Ama bir şey daha söylüyor.

"Adli tahkikat Ocak 2019’da zaten açılmış. O günden bu yana seçimin ne olacağını nereden bilelim."

Yani "sonuç böyle çıkmasaydı, sorun yoktu" diyor Soylu kişi.

Ve İçişleri Bakanı olduğunu anımsıyor aniden:

"Bir siyasi parti hakkım gasp edildi, mesulü sizsiniz diyor."

Konunun AKP ile ilgisi yokmuş yani.

Sayın Soylu, HDP de günlerdir hakkının gasp edildiğini söylüyor. İçişleri Bakanı olarak onlara niye aynı hassasiyeti göster miyorsunuz?

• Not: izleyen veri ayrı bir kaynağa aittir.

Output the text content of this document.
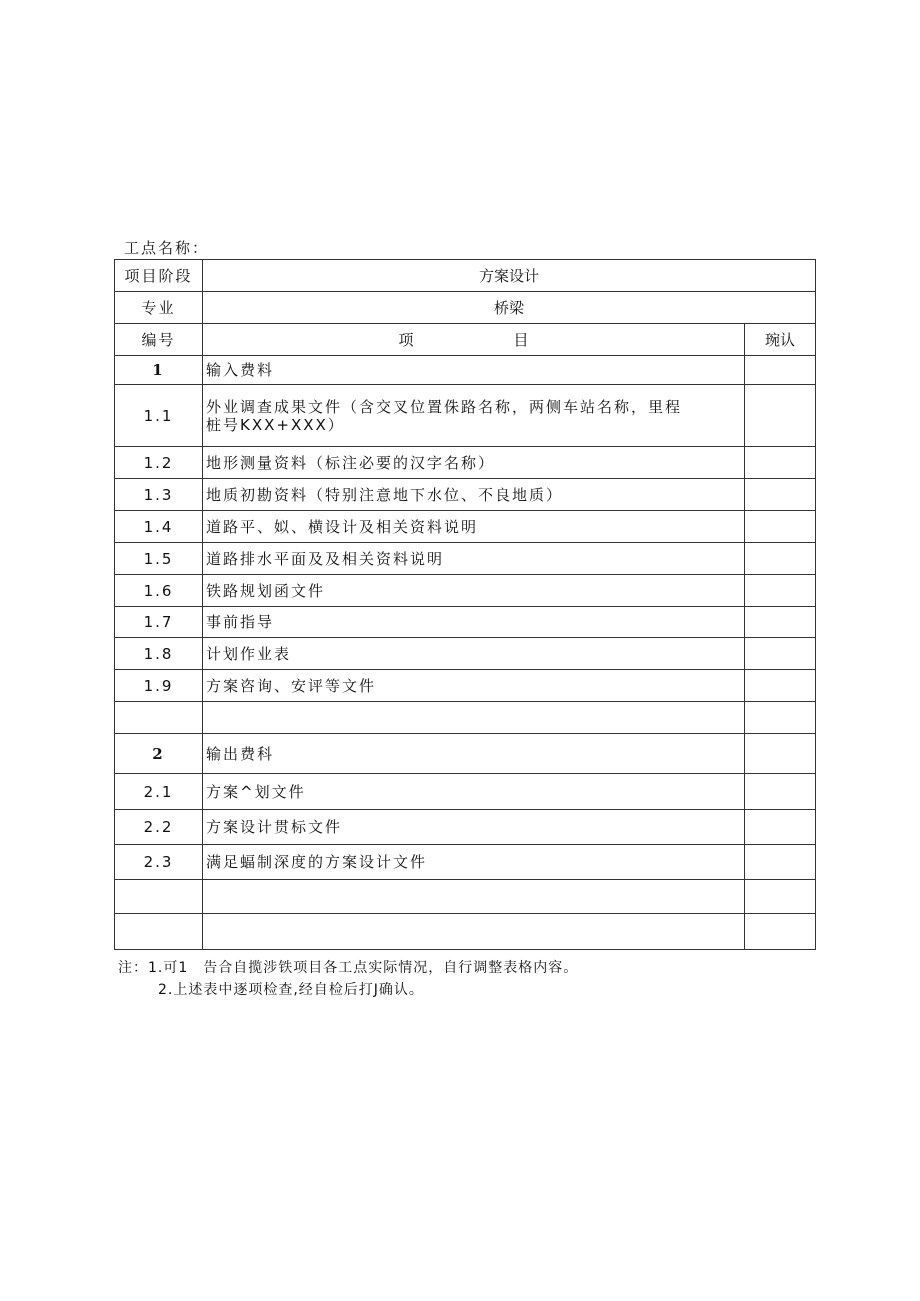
工点名称：
项目阶段	方案设计	
专业	桥梁	
编号	项 目	琬认
1	输入费料	
1.1	外业调查成果文件（含交叉位置侏路名称，两侧车站名称，里程
桩号KXX+XXX）	

1.2	地形测量资料（标注必要的汉字名称）	
1.3	地质初勘资料（特别注意地下水位、不良地质）	
1.4	道路平、姒、横设计及相关资料说明	
1.5	道路排水平面及及相关资料说明	
1.6	铁路规划函文件	
1.7	事前指导	
1.8	计划作业表	
1.9	方案咨询、安评等文件	

2	输出费科	
2.1	方案^划文件	
2.2	方案设计贯标文件	
2.3	满足蝠制深度的方案设计文件	

注：1.可1　告合自揽涉铁项目各工点实际情况，自行调整表格内容。
2.上述表中逐项检查,经自检后打J确认。
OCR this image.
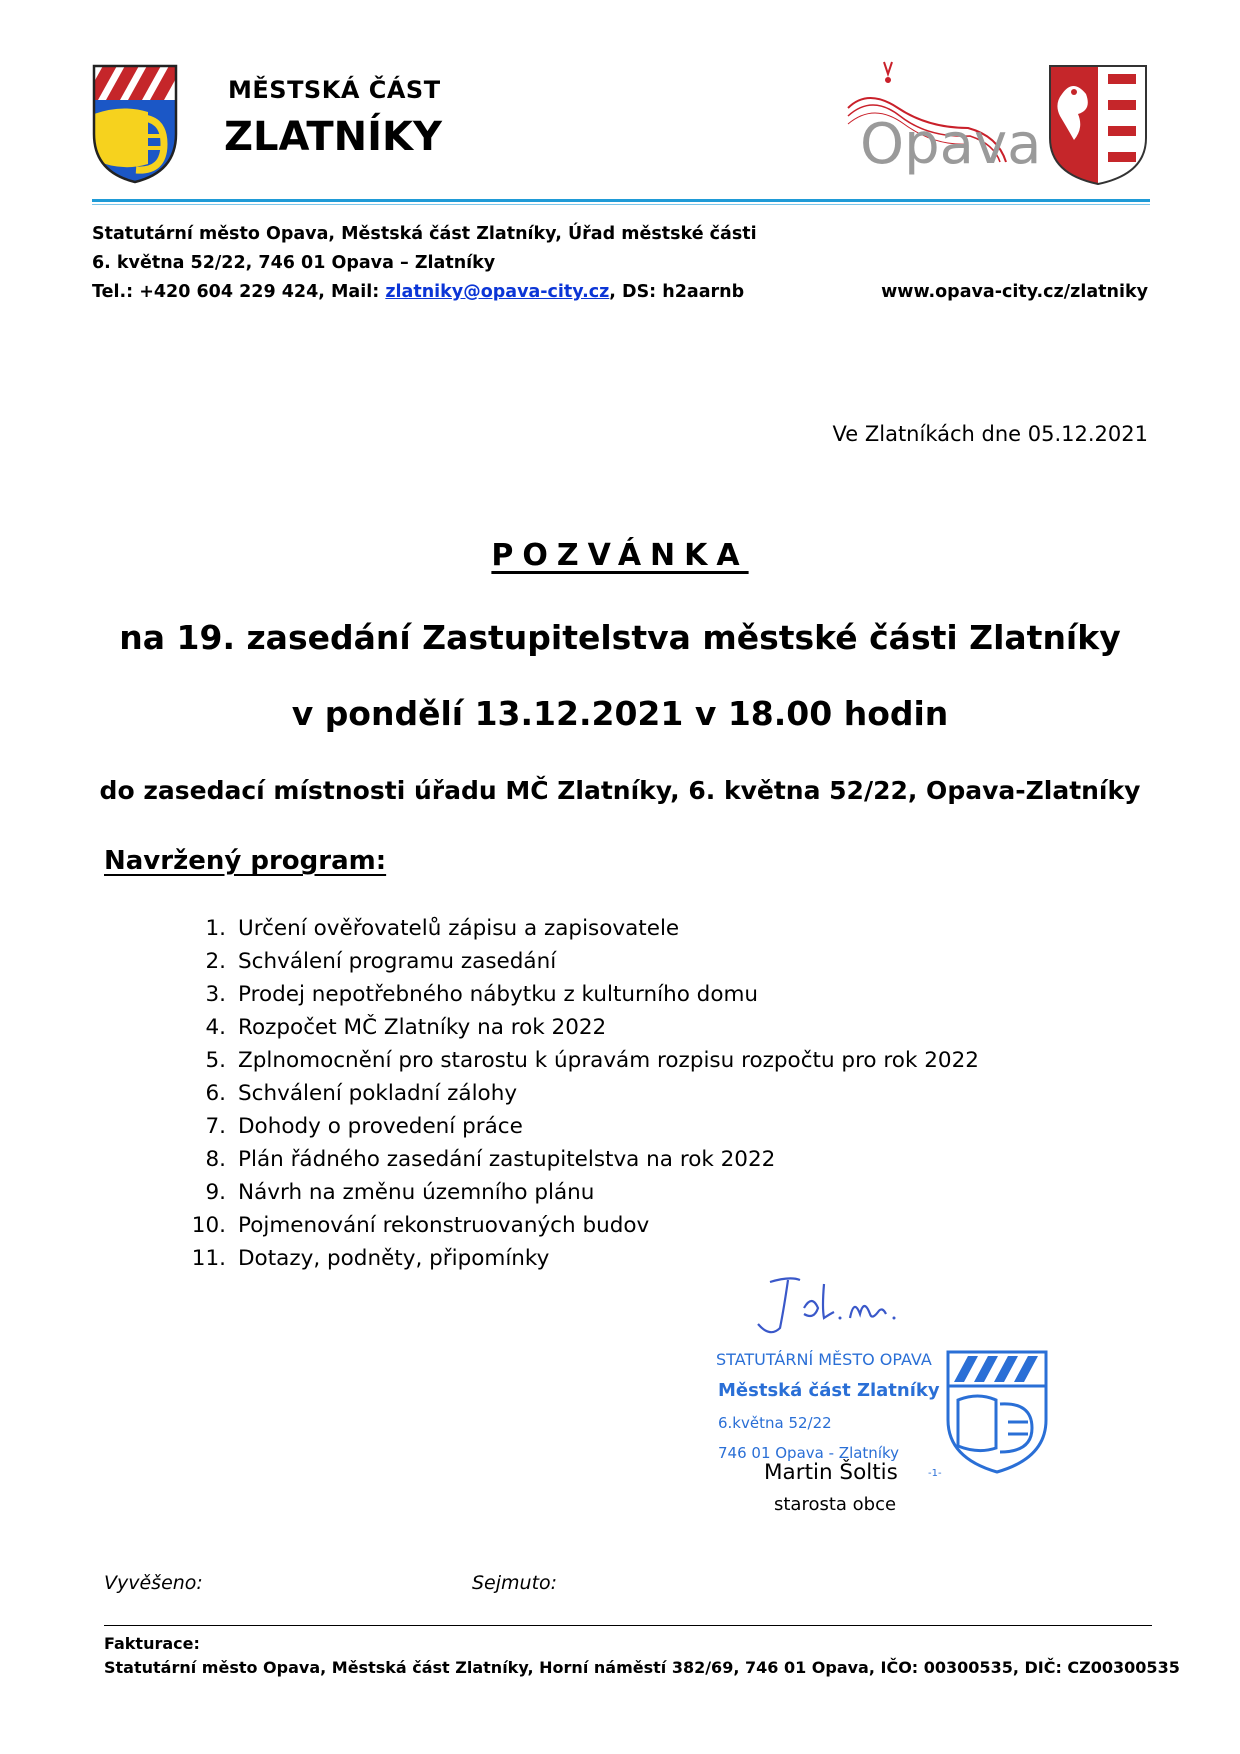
MĚSTSKÁ ČÁST
ZLATNÍKY	Opava
Statutární město Opava, Městská část Zlatníky, Úřad městské části
6. května 52/22, 746 01 Opava – Zlatníky
Tel.: +420 604 229 424, Mail: zlatniky@opava-city.cz, DS: h2aarnb	www.opava-city.cz/zlatniky
Ve Zlatníkách dne 05.12.2021
POZVÁNKA
na 19. zasedání Zastupitelstva městské části Zlatníky
v pondělí 13.12.2021 v 18.00 hodin
do zasedací místnosti úřadu MČ Zlatníky, 6. května 52/22, Opava-Zlatníky
Navržený program:
1. Určení ověřovatelů zápisu a zapisovatele
2. Schválení programu zasedání
3. Prodej nepotřebného nábytku z kulturního domu
4. Rozpočet MČ Zlatníky na rok 2022
5. Zplnomocnění pro starostu k úpravám rozpisu rozpočtu pro rok 2022
6. Schválení pokladní zálohy
7. Dohody o provedení práce
8. Plán řádného zasedání zastupitelstva na rok 2022
9. Návrh na změnu územního plánu
10. Pojmenování rekonstruovaných budov
11. Dotazy, podněty, připomínky
-1-
STATUTÁRNÍ MĚSTO OPAVA
Městská část Zlatníky
6.května 52/22
746 01 Opava - Zlatníky
Martin Šoltis
starosta obce
Vyvěšeno:	Sejmuto:
Fakturace:
Statutární město Opava, Městská část Zlatníky, Horní náměstí 382/69, 746 01 Opava, IČO: 00300535, DIČ: CZ00300535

Hani diyorsunuz ya "Bizim iki kimliğimiz var, mesela biz işimize siyasi menfaat karıştırıyor muyuz karıştırmıyor muyuz, mesel bu" diye.

Herkes aslında meselenin ne olduğunu çok iyi biliyor.

"Bütün olup biteni belgesiyle bilgisiyle paylaşacak olsak, benim böyle bir imkânım olsa, gazeteciler karşımda olsa ben bunu üç günde anlatamam. Durum o kadar vahim.

Birilerinin FETÖ’den istifade etmek işlerine gelmiş olabilir. İş birliği yapılmış olabilir. Bununla ilgili ne yapıldığı ne yapılmış olabileceğine ilişkin konuları ileriki zamanlarda sizlerle paylaşacağız. Buradan çok soruşturma çıkacak" diyor AKP Genel Başkan Yardımcısı Yavuz.

"Halk artık beni istemiyor" gerçeğini kabul etmek yerine suçlu yaratma telaşı bakalım kimlerin başını yakacak.

Şimdilik ilk sırada seçim kurulları dolayısıyla Yüksek Seçimi Kurulu yer alıyor. Sonra sırada partinin üst ve orta kademe yöneticileri ve bakanlar var.

Ne diyelim bunlar ‘organizeli’ işler, hayırlı gidişler.